Zu einer mehr als nur oberflächlichen sportlichen Analyse sah sich derweil Flick vor der internationalen Presse in der tragischen Nacht von Al Khor nicht in der Lage: „Wir haben Spieler, die bei Topvereinen spielen. Wir haben Qualität. Wir reden seit Jahren über Neuner, spielstarke Außenverteidiger. Wir brauchen die Basics in der Ausbildung. Es gibt gute Spieler für die Zukunft. Aber in den nächsten zehn Jahren ist es sehr wichtig, dass wir jetzt die richtigen Schritte machen.“ Wird er diese Schritte noch mitgehen können nach den offenkundigen Fehlern, die auch ihm unterlaufen sind? Allen voran dem stoischen Festhalten an Thomas Müller, dessen Formtief Flick hartnäckig ignorierte und dafür sogar bereit war, auf den in Topzustand befindlichen Strafraumstürmer Niclas Füllkrug zu verzichten.

Letztlich ist es dem Bundestrainer nicht gelungen, mit dieser unausgereiften Mannschaft, deren Primus mit weitem Abstand der nicht von ungefähr in England ausgebildete Teenager Jamal Musiala war, Effizienz vorne und Stabilität hinten miteinander zu verbinden. Der Klebstoff zwischen den Linien fehlte, es gab nach Ballverlusten, wie schon unter Joachim Löw, regelmäßig wüstengroße Freiräume. Flick hat diese kollektive Schwäche nicht abzustellen vermocht.

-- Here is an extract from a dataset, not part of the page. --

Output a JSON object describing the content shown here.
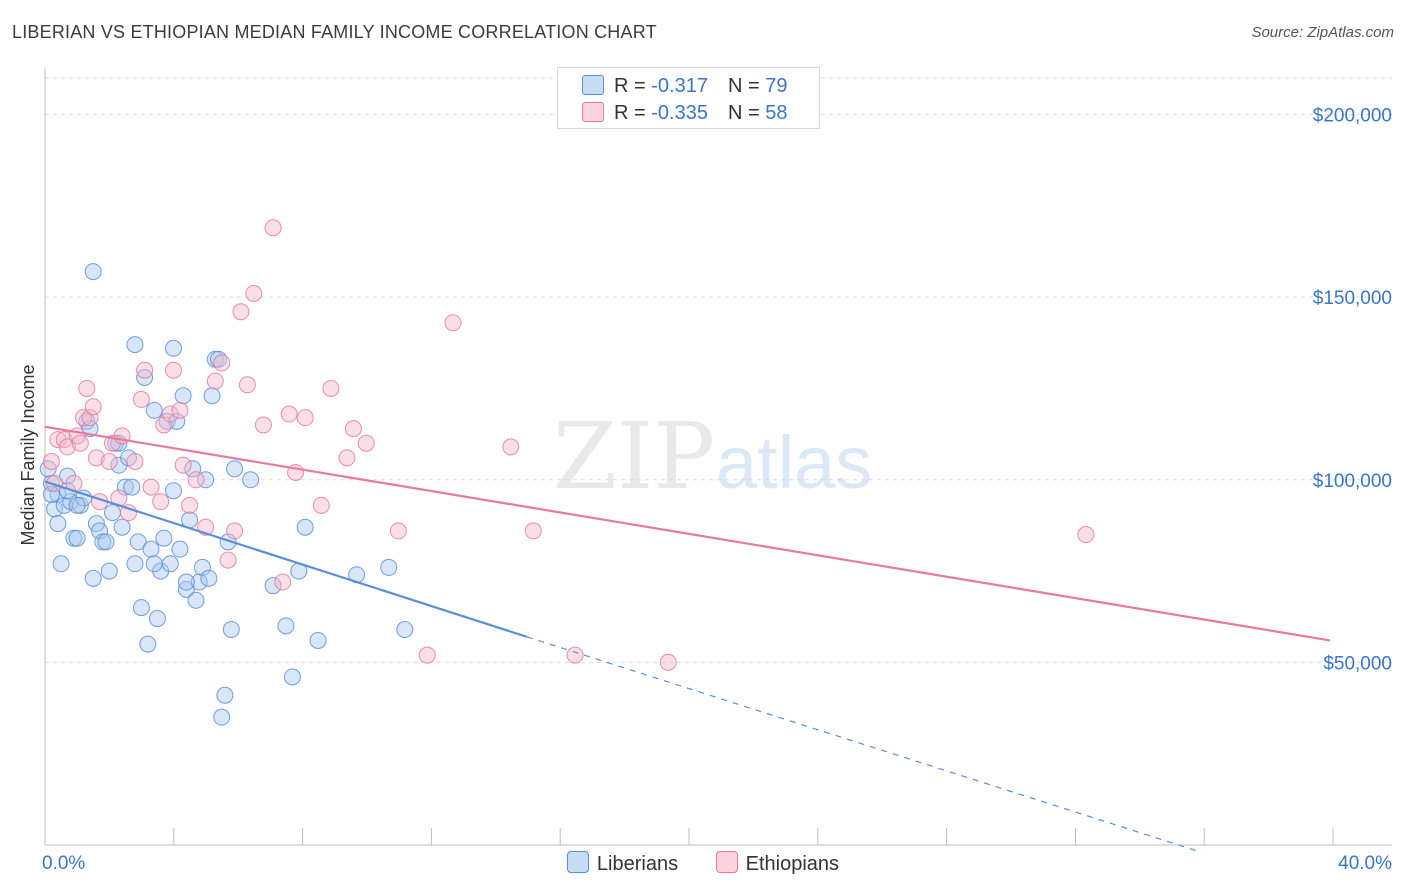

Und er hat es nicht geschafft, Unliebsames souverän zu kommunizieren. Seine Dünnhäutigkeit war in Katar allgegenwärtig. Zuletzt vor einem Millionenpublikum nach dezidierter Kritik im ARD-Gespräch mit Bastian Schweinsteiger. Flick grätschte dessen Hinweis, es habe das „Brennen“ gefehlt, verärgert ab: „Absoluter Quatsch!“ Abwehrchef Antonio Rüdiger gab dem TV-Experten Recht: „Die letzte Gier, dieses etwas Dreckige – das fehlt uns.“ Mit Ball, kein Zweifel, sah vieles besser aus als ohne. Aber nicht gut genug, um die zahllosen Chancen effektiv zu nutzen. Deutschland ist mehr an sich selbst gescheitert als an den Gegnern. Die Schmach von Russland 2018 hat sich so nicht wiederholt. Aber das Ergebnis bleibt das gleiche.